Secretary Sylvia Mathews Burwell’s ‘Road to Impact’

Department of Health and Human Services head delivers first public speech at GW.

HHS Secretary Burrell speaks at GW podium with graphical representation of agency mark behind her
Secretary of Health and Human Services Sylvia Mathews Burwell addresses a packed crowd in Jack Morton Auditorium on Monday.
September 08, 2014

By Lauren Ingeno

Health and Human Services (HHS) Secretary Sylvia Mathews Burwell’s management philosophy is built on three principles: impact, prioritization and relationships.

“This is the way I’ve always tried to work, and it is how we work at HHS,” Ms. Burwell said on Monday to a full audience in the George Washington University’s Jack Morton Auditorium. “We believe in building bridges, relationships and strong teams that have the talent and focus necessary to deliver results. We believe in managing well. We believe in transparency. And we believe in impact—impact on behalf of the American people we serve.”

In her first major public address since her June swearing-in as the 22nd HHS secretary, Ms. Burwell spoke to the GW community about her outlook on leadership and how it will translate to providing Americans with better healthcare solutions.

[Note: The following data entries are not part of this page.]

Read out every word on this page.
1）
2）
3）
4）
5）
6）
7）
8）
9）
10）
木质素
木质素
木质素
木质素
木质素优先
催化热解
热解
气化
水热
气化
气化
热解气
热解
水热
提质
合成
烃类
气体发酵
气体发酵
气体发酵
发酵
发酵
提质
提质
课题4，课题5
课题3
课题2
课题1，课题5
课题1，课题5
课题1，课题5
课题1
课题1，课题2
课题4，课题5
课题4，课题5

“I want to take this opportunity to share some thoughts with you as you look to find your own road to impact,” Ms. Burwell said to students in the audience.

Ms. Burwell grew up in Hinton, W. Va., a small town where she learned the values of community, trust building and hard work. Hinton is a tightknit community where neighbors look out for one another and “everyone feels a personal stake in contributing to the common good,” she said. She watched her grandfather, a Greek immigrant, manage his own restaurant in Hinton, and she scooped ice cream at Kirk’s Restaurant, “Home of the Hungry Smile.”

After two years in Oxford as a Rhodes Scholar, Ms. Burwell led former President Bill Clinton’s economic transition team. She has held various titles, including president of the Walmart Foundation and president of the Bill and Melinda Gates Foundation’s Global Development Program. She most recently served as director of the Office of Management and Budget.

In her new role as HHS secretary, she will oversee the 11 agencies that make up the HHS, including the National Institutes of Health, the Centers for Disease Control and Prevention, the Food and Drug Administration, Medicare and Medicaid.

Ms. Burwell said the first tenant of her management style is clearly defining what her team hopes to accomplish and why. And the way to reach those goals, she said, is through data-driven priorities.

“I’m a big believer in metrics, benchmarks and analytics,” Ms. Burwell said. “If you’re serious about delivering results and looking out for the taxpayer, you need to know whether what you’re doing is working.”

Ms. Burwell touched on the importance of creating teams with talented, focused members as well as forging lasting relationships that are built on trust. Finally, Ms. Burwell acknowledged her efforts to listen to ideas from the “other side of the aisle.”

Ms. Burwell has received strong support from both Democrats and Republicans in Congress, and she has pledged to take a bipartisan approach to the Affordable Healthcare Act, one of the most contentious laws in American politics.

“So what I’ve told my team at HHS is that we’re not here to fight last year’s battles, we’re here to fight for affordability, access and quality,” she said.

She stressed that the Affordable Care Act is not about “making a point,” but rather it’s about “making progress” and creating a better system for all Americans.

“There is nothing ideological about curing cancer. There isn’t a Democratic or Republican way to stop the Ebola virus from spreading. There isn’t a liberal or conservative way to prevent suicide,” she said.

In the upcoming months, Ms. Burwell said she would work with leaders and constituents from both parties to make health care more affordable for working families, to improve and to expand Medicaid. She said she has plans to push HHS to work with hospitals to deliver quality, affordable care and to work with insurance companies to offer more choices.  

“Let’s move on from the back and forth,” she said. “Let’s move forward, together.”

Following Ms. Burwell’s speech, Seth Gold, a junior in the Milken Institute School of Public Health, presented the secretary with pre-submitted questions from undergraduate and graduate students. Ms. Burwell fielded questions about her work-life balance, her professional background, how she is addressing the challenges of her position and the importance of preventative care.